One could argue that our protocol was too strict in the definition and recording of hypotensive episodes. Even a single BP reading below 20% of the baseline was considered a hypotensive episode regardless of its transient nature, immediate treatment, or absence of other symptoms. This could explain why the incidence of nausea and vomiting is comparable with previous data8 in spite of the high incidence of hypotension. In addition, all vital signs were computer-captured and recorded. Therefore, it was not left to the discretion of the attending anesthesiologist to report the hypotensive episode. It is worthy of mention that the side effects were secondary outcomes, and the study was not powered to determine the difference in the incidence between groups. In addition, the etiology of complications reported in the context of CD (with the possible exception of flushing) is multifactorial; therefore, the degree of carbetocin’s contribution is difficult to estimate.

Regarding the estimation of blood loss, the comparison of our study with other studies in the literature is problematic for many reasons, including the difference in techniques to estimate blood loss. Boucher et al.6 used a complex technique based on hemoglobin extraction to quantify blood loss during CD. Unfortunately, a comparison with their results is not appropriate as their quantification of blood loss began only after carbetocin administration (mean blood loss of only 159 mL). Borruto et al.17 included both elective and emergency CD in their study and showed a mean blood loss of 600 mL, but the methodology they used was visual estimation. Hematocrit variation calculation used in our study may not be as accurate as hemoglobin extraction techniques, but it provides an assessment free of the subjective bias of visual estimation. Other sophisticated methods for estimation of blood loss can be laborious and expensive.20

Carbetocin at the recommended dose of 100 μg has now been used in thousands of women and has shown to provide adequate uterine contraction with an acceptable safety profile.

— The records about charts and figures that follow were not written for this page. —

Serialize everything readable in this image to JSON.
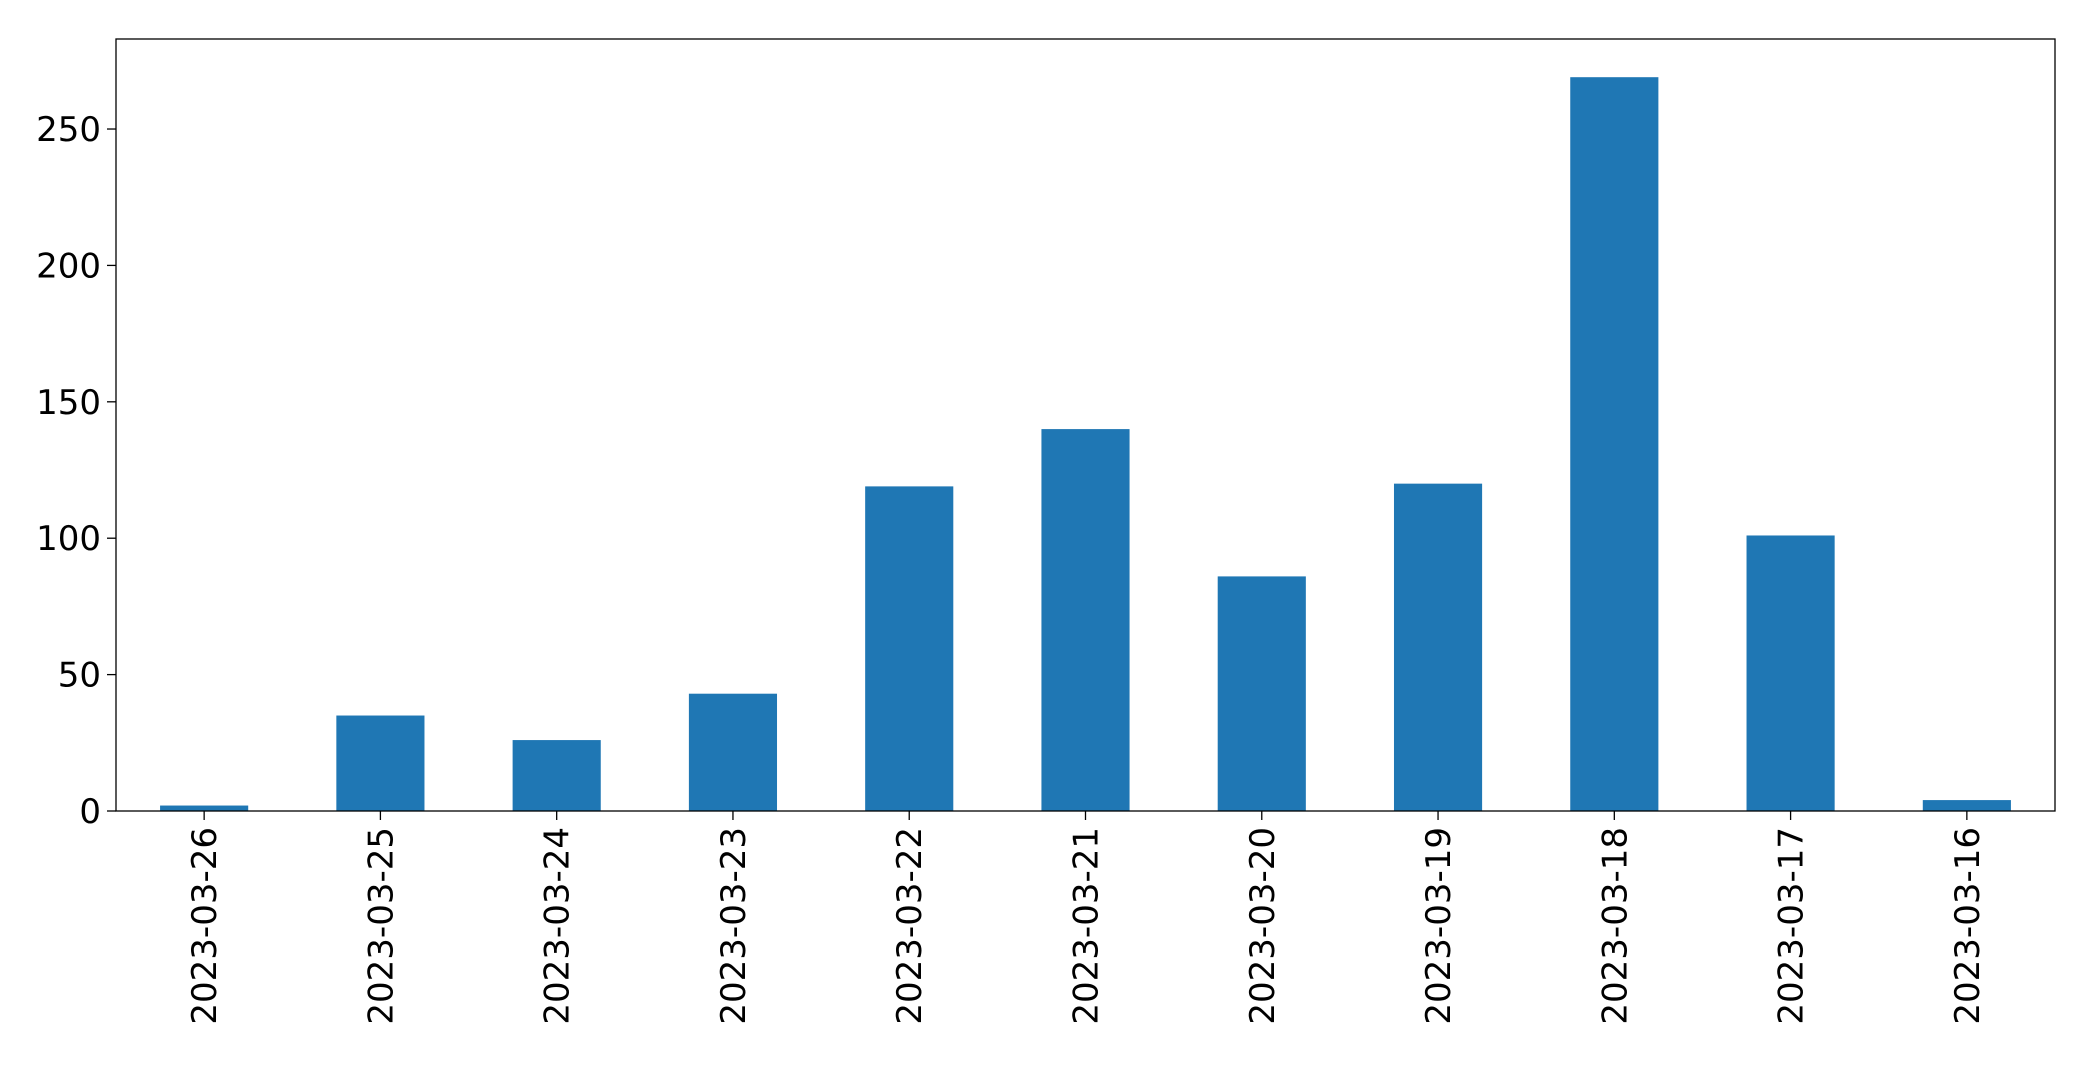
{
  "chart_data": {
    "type": "bar",
    "title": "",
    "xlabel": "",
    "ylabel": "",
    "categories": [
      "2023-03-26",
      "2023-03-25",
      "2023-03-24",
      "2023-03-23",
      "2023-03-22",
      "2023-03-21",
      "2023-03-20",
      "2023-03-19",
      "2023-03-18",
      "2023-03-17",
      "2023-03-16"
    ],
    "series": [
      {
        "values": [
          2,
          35,
          26,
          43,
          119,
          140,
          86,
          120,
          269,
          101,
          4
        ]
      }
    ],
    "ylim": [
      0,
      283
    ],
    "yticks": [
      0,
      50,
      100,
      150,
      200,
      250
    ],
    "grid": false,
    "legend": "none",
    "bar_color": "#1f77b4",
    "axis_color": "#000000"
  }
}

Nevertheless, it is possible that doses lower than the currently recommended 100 μg may prove advantageous given the theoretical possibility of reducing side effects with the use of lower doses of carbetocin and based on our findings of similar efficacy within the dose range of 80-120 μg. Further studies with doses lower than 80 μg are warranted to assess the balance of efficacy and side effects, namely, hypotension. However, our data may not be extrapolated to other populations, such as women with increased risk for PPH, including those undergoing CD while in labour.